1930s Enterprise case topic of book, talk

Published 3:07 am Saturday, October 8, 2016

On Fri., Oct. 21, at noon, author Joseph M. Beck will present My Father and Atticus Finch: A Lawyer’s Fight for Justice in 1930s Alabama, at the Alabama Department of Archives and History in Montgomery.

1008-atticus-finchAs a child, Joe Beck heard about his father’s legacy. Foster Beck was a respected trial lawyer who defied the unspoken code of 1930s Alabama by defending a black man charged with raping a white woman. Now a lawyer himself, Joe Beck became intrigued by the similarities between his father’s story and the one at the heart of Harper Lee’s iconic novel, To Kill a Mockingbird. In his new memoir, My Father and Atticus Finch, Beck uses his father’s handwritten family history, as well as conversations with his parents, newspaper articles detailing the sensational trial, the trial transcript, and the Alabama Supreme Court decision, to vividly reconstruct his father’s role in the 1938 trial-much publicized when Harper Lee was just twelve years old. On Oct. 21 at the Archives, Beck will discuss his memoir and the saga of a trial that captivated the community of Enterprise, Ala.
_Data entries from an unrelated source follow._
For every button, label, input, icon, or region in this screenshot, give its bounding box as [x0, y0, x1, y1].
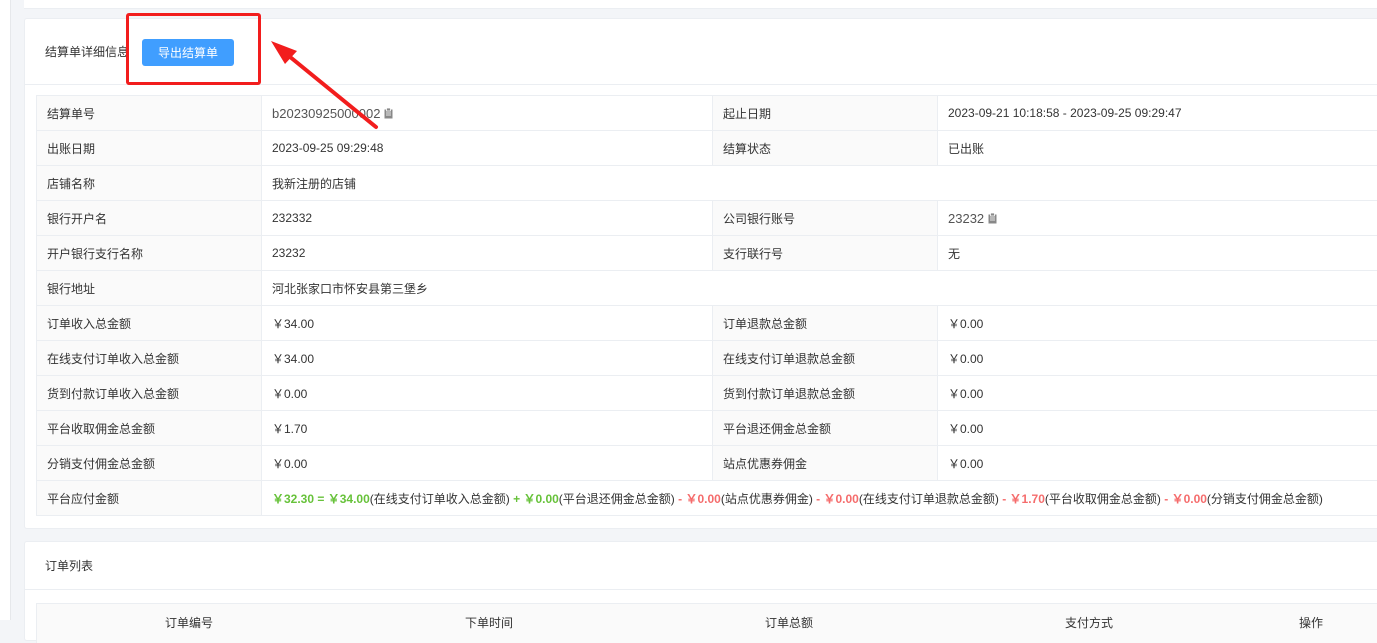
table-row: 货到付款订单收入总金额 ￥0.00 货到付款订单退款总金额 ￥0.00	[37, 376, 1377, 411]
payable-formula: ￥32.30 = ￥34.00(在线支付订单收入总金额) + ￥0.00(平台退…	[262, 481, 1377, 516]
value-cod-refund: ￥0.00	[938, 376, 1377, 411]
table-row: 银行开户名 232332 公司银行账号 23232	[37, 201, 1377, 236]
formula-term: (平台收取佣金总金额)	[1045, 492, 1161, 506]
formula-amount: ￥0.00	[1172, 492, 1207, 506]
table-row: 在线支付订单收入总金额 ￥34.00 在线支付订单退款总金额 ￥0.00	[37, 341, 1377, 376]
label-account-name: 银行开户名	[37, 201, 262, 236]
formula-amount: ￥0.00	[824, 492, 859, 506]
label-online-refund: 在线支付订单退款总金额	[713, 341, 938, 376]
formula-operator: -	[999, 492, 1010, 506]
formula-term: (在线支付订单退款总金额)	[859, 492, 999, 506]
orders-card-header: 订单列表	[25, 542, 1377, 590]
label-bank-address: 银行地址	[37, 271, 262, 306]
table-row: 平台应付金额 ￥32.30 = ￥34.00(在线支付订单收入总金额) + ￥0…	[37, 481, 1377, 516]
table-row: 银行地址 河北张家口市怀安县第三堡乡	[37, 271, 1377, 306]
table-row: 分销支付佣金总金额 ￥0.00 站点优惠券佣金 ￥0.00	[37, 446, 1377, 481]
label-commission-refund: 平台退还佣金总金额	[713, 411, 938, 446]
value-bank-address: 河北张家口市怀安县第三堡乡	[262, 271, 1377, 306]
value-bank-account: 23232	[938, 201, 1377, 236]
formula-term: (分销支付佣金总金额)	[1207, 492, 1323, 506]
value-branch-code: 无	[938, 236, 1377, 271]
label-cod-refund: 货到付款订单退款总金额	[713, 376, 938, 411]
table-row: 订单收入总金额 ￥34.00 订单退款总金额 ￥0.00	[37, 306, 1377, 341]
label-platform-payable: 平台应付金额	[37, 481, 262, 516]
copy-icon[interactable]	[988, 213, 997, 224]
label-bank-account: 公司银行账号	[713, 201, 938, 236]
value-commission-refund: ￥0.00	[938, 411, 1377, 446]
formula-operator: -	[813, 492, 824, 506]
formula-amount: ￥1.70	[1010, 492, 1045, 506]
value-store-name: 我新注册的店铺	[262, 166, 1377, 201]
orders-title: 订单列表	[45, 557, 93, 574]
value-branch-name: 23232	[262, 236, 713, 271]
label-distribution-commission: 分销支付佣金总金额	[37, 446, 262, 481]
bank-account-text: 23232	[948, 211, 984, 226]
value-account-name: 232332	[262, 201, 713, 236]
label-platform-commission: 平台收取佣金总金额	[37, 411, 262, 446]
column-header-payment-method[interactable]: 支付方式	[1065, 614, 1113, 631]
column-header-order-total[interactable]: 订单总额	[765, 614, 813, 631]
column-header-order-time[interactable]: 下单时间	[465, 614, 513, 631]
column-header-order-no[interactable]: 订单编号	[165, 614, 213, 631]
label-order-refund: 订单退款总金额	[713, 306, 938, 341]
formula-term: (平台退还佣金总金额)	[559, 492, 675, 506]
label-date-range: 起止日期	[713, 96, 938, 131]
value-platform-commission: ￥1.70	[262, 411, 713, 446]
value-coupon-commission: ￥0.00	[938, 446, 1377, 481]
value-online-income: ￥34.00	[262, 341, 713, 376]
formula-amount: ￥0.00	[523, 492, 558, 506]
value-online-refund: ￥0.00	[938, 341, 1377, 376]
value-settlement-status: 已出账	[938, 131, 1377, 166]
formula-operator: -	[1161, 492, 1172, 506]
label-coupon-commission: 站点优惠券佣金	[713, 446, 938, 481]
table-row: 开户银行支行名称 23232 支行联行号 无	[37, 236, 1377, 271]
value-cod-income: ￥0.00	[262, 376, 713, 411]
column-header-actions[interactable]: 操作	[1299, 614, 1323, 631]
payable-total: ￥32.30 =	[272, 492, 328, 506]
formula-operator: +	[510, 492, 524, 506]
label-cod-income: 货到付款订单收入总金额	[37, 376, 262, 411]
label-store-name: 店铺名称	[37, 166, 262, 201]
annotation-arrow	[0, 0, 400, 140]
table-row: 店铺名称 我新注册的店铺	[37, 166, 1377, 201]
value-date-range: 2023-09-21 10:18:58 - 2023-09-25 09:29:4…	[938, 96, 1377, 131]
order-list-card: 订单列表 订单编号 下单时间 订单总额 支付方式 操作	[24, 541, 1377, 641]
label-branch-name: 开户银行支行名称	[37, 236, 262, 271]
settlement-info-table: 结算单号 b20230925000002 起止日期 2023-09-21 10:…	[36, 95, 1377, 516]
formula-amount: ￥0.00	[685, 492, 720, 506]
label-settlement-status: 结算状态	[713, 131, 938, 166]
formula-operator: -	[675, 492, 686, 506]
label-branch-code: 支行联行号	[713, 236, 938, 271]
table-row: 平台收取佣金总金额 ￥1.70 平台退还佣金总金额 ￥0.00	[37, 411, 1377, 446]
formula-amount: ￥34.00	[328, 492, 370, 506]
value-order-refund: ￥0.00	[938, 306, 1377, 341]
formula-term: (站点优惠券佣金)	[721, 492, 813, 506]
label-order-income: 订单收入总金额	[37, 306, 262, 341]
formula-term: (在线支付订单收入总金额)	[370, 492, 510, 506]
orders-table-header: 订单编号 下单时间 订单总额 支付方式 操作	[36, 603, 1377, 643]
value-order-income: ￥34.00	[262, 306, 713, 341]
value-distribution-commission: ￥0.00	[262, 446, 713, 481]
label-online-income: 在线支付订单收入总金额	[37, 341, 262, 376]
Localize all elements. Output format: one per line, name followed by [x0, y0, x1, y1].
Beck is a Harvard Law graduate who has served as lead counsel in some of the most important copyright cases in the United States. He was named Intellectual Property Lawyer of the Year by Intellectual Property Magazine and a “Power Mediator” by the Hollywood Reporter. Prior to moving to Atlanta, he represented indigents in Washington, D.C., produced a television program on the law, developed a mathematical model of the criminal justice system for the Urban Institute and served in the U.S. Army, receiving the meritorious services medal.

Admission to this book talk is free. The public is invited to bring a brown bag lunch. Complimentary beverages will be provided. Copies of Beck’s memoir will be available for purchase.